Matt Kindt est un auteur complet qui écrit ses récits et les met en images, par exemple la série Mind MGMT ou la série Dept. H, tome 1 : Meurtre en grande profondeur. Il écrit également des histoires mises en images par d'autres artistes pour Valiant Comics (les séries Ninjak, Rai, Divinity), ainsi parfois que des récits complets indépendants comme Past aways dessiné par Scott Kolins. David Rubín est l'auteur complet d'une version personnelle de la vie d'Héraclès : The Hero. Avec cette histoire, ils présentent un nouveau héros avec une formation scientifique, enfin utilisant surtout la méthode hypothético-déductive, cherchant à comprendre et à rationaliser le fonctionnement d'un monde magique. Ce personnage est un homme blanc d'une quarantaine d'années qui a vu pas mal de pays surtout du côté magique. Il est plutôt de haute taille, avec une barbe. Il s'habille de manière pragmatique, avec des vêtements pour le voyage, et des outils lui permettant d'investiguer, accrochés à sa ceinture, ou rangés dans son sac à dos. Il lui arrive parfois de manier une sorte d'épée à la forme exotique. Au cours du récit, le lecteur en apprend plus sur sa motivation, sur la manière dont ses théories sont perçues par le milieu scientifique (comme un hurluberlu), par la police, et sur sa relation avec sa femme Hazel. de cette manière, les auteurs étoffent petit à petit leur héros, en le dotant d'une histoire personnelle et d'une raison d'agir ainsi.

Au vu d'une telle histoire, le lecteur attend des auteurs qu'ils développent un monde magique original et surprenant. de ce côté-là, il est servi. Cela commence donc par ce mode très particulier pour passer d'une réalité à l'autre, en se mettant en danger au point de vouloir mourir pour pouvoir accéder à Éther. C'est une forme de renonciation totale qui surprend un peu par son caractère morbide. Il y a ensuite l'accueil tout aussi particulier de Glum le gardien avec son coup de pied dans le derrière pour parachever le voyage, d'autant plus que Rubín le représente de manière très littérale, avec un soupçon de dérision. le premier vrai contact du lecteur avec Éther se fait par l'intermédiaire du marché où Dias est abordé par une personne souhaitant lui vendre un oiseau capable de pointer la direction du lieu où le voyageur souhaite se rendre. À la fois, Matt Kindt utilise les races attendues dans ce genre de récit, comme les fées, à la fois l'interprétation qui en est donnée n'est pas conventionnelle. le dessinateur ne vise pas le réalisme dans les formes ou les textures. Il exagère les expressions du visage pour accentuer la force des émotions, mais souvent également avec un effet comique.

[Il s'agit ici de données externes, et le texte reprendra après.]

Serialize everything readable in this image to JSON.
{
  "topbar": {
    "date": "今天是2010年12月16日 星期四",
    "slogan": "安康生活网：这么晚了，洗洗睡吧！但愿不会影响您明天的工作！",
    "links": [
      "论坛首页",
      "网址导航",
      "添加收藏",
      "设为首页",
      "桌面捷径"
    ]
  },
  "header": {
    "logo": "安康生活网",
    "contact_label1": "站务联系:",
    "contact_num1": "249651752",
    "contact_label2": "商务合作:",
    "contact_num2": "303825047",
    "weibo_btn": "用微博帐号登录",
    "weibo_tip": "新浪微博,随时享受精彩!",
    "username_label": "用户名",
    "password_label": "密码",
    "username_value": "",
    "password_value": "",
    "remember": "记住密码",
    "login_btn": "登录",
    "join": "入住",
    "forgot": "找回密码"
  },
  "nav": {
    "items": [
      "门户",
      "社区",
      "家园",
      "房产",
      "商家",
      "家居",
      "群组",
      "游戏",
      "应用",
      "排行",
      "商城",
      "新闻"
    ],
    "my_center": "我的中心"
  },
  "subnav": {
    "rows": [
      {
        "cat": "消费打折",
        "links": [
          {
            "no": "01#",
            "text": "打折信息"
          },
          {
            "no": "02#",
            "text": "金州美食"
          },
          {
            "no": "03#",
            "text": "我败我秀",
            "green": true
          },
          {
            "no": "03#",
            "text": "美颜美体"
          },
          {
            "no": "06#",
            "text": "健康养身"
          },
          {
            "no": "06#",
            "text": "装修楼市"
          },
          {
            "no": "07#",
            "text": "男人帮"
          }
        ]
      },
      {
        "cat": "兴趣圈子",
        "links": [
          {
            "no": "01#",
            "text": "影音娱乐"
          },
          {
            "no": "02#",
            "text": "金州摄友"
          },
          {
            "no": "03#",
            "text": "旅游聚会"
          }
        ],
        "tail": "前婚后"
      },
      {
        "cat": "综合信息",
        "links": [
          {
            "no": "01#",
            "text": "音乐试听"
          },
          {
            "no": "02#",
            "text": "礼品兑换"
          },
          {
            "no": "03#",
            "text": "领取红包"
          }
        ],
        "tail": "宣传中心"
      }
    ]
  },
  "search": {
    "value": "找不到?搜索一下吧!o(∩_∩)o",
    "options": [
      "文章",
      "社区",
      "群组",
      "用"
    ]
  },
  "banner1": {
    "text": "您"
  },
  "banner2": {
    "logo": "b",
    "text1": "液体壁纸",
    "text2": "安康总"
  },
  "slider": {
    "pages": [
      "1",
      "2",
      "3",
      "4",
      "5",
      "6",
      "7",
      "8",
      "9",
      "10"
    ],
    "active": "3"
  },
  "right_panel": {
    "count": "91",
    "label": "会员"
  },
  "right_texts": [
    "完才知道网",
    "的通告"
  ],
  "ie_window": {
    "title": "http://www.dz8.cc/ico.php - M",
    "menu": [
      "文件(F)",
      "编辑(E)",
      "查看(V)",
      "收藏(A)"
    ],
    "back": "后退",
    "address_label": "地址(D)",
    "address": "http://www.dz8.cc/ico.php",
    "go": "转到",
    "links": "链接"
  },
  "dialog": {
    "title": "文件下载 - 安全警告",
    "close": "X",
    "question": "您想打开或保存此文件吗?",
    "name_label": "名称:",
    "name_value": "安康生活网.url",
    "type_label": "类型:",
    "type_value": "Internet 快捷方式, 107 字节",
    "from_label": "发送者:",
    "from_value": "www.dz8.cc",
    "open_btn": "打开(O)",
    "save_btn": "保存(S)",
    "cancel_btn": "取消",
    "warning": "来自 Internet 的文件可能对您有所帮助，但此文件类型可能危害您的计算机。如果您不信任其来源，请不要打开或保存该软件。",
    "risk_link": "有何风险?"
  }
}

Dans le monde magique, David Rubín représente des créatures le plus souvent avec une apparence loufoque. Glum donne l'impression d'être un croisement entre un gorille et un babouin, avec des émotions qui s'affichent sur son visage, sans aucun filtre pour en atténuer la force. L'oiseau qu'essaye de vendre le camelot au marché évoque très vaguement la forme d'un volatile, et beaucoup plus une approche simplifiée et caricaturale. le lecteur retrouve à plusieurs reprises ce parti pris graphique, comme dans les lampions suspendus qui ne sont que des sphères avec 2 ronds pour les yeux, un monosourcil, un trait pour la bouche et 2 triangles pour figurer les défenses qui dépassent de la bouche. Il y a donc une forme de naïveté dans la représentation des différentes espèces peuplant Éther, ainsi que souvent dans les différents environnements magiques, comme si l'artiste souhaitait mettre en scène l'innocence de l'enfance, le merveilleux d'une imagination simple.

L'expérience de cette vision liée à l'enfance se trouve renforcée en comparaison avec les séquences sur Terre, et les objets qui en proviennent. Cela commence dès la première page avec la tenue de Boon Dias marquée de plis, avec la texture de cuir de ses bottes, et les 2 zooms sur des pièces de son équipement, mise en page caractéristique de Matt Kindt, toujours prêt à mettre en avant les gadgets de ses personnages, comme il 'avait fait dans la série Ninjak. David Rubín réalise donc des dessins plus texturés et plus réalistes pour rendre compte des environnements urbains terrestres, et de la détresse de Boon Dias, lorsqu'il est obligé de se cacher sous un porche comme un clodo, le temps de récupérer de son voyage dans Éther. Il utilise également des teintes plus foncées pour rendre compte d'une réalité moins merveilleuse. Toutefois, la densité d'informations visuelles reste la même dans les 2 mondes, et assez élevée pour un comics.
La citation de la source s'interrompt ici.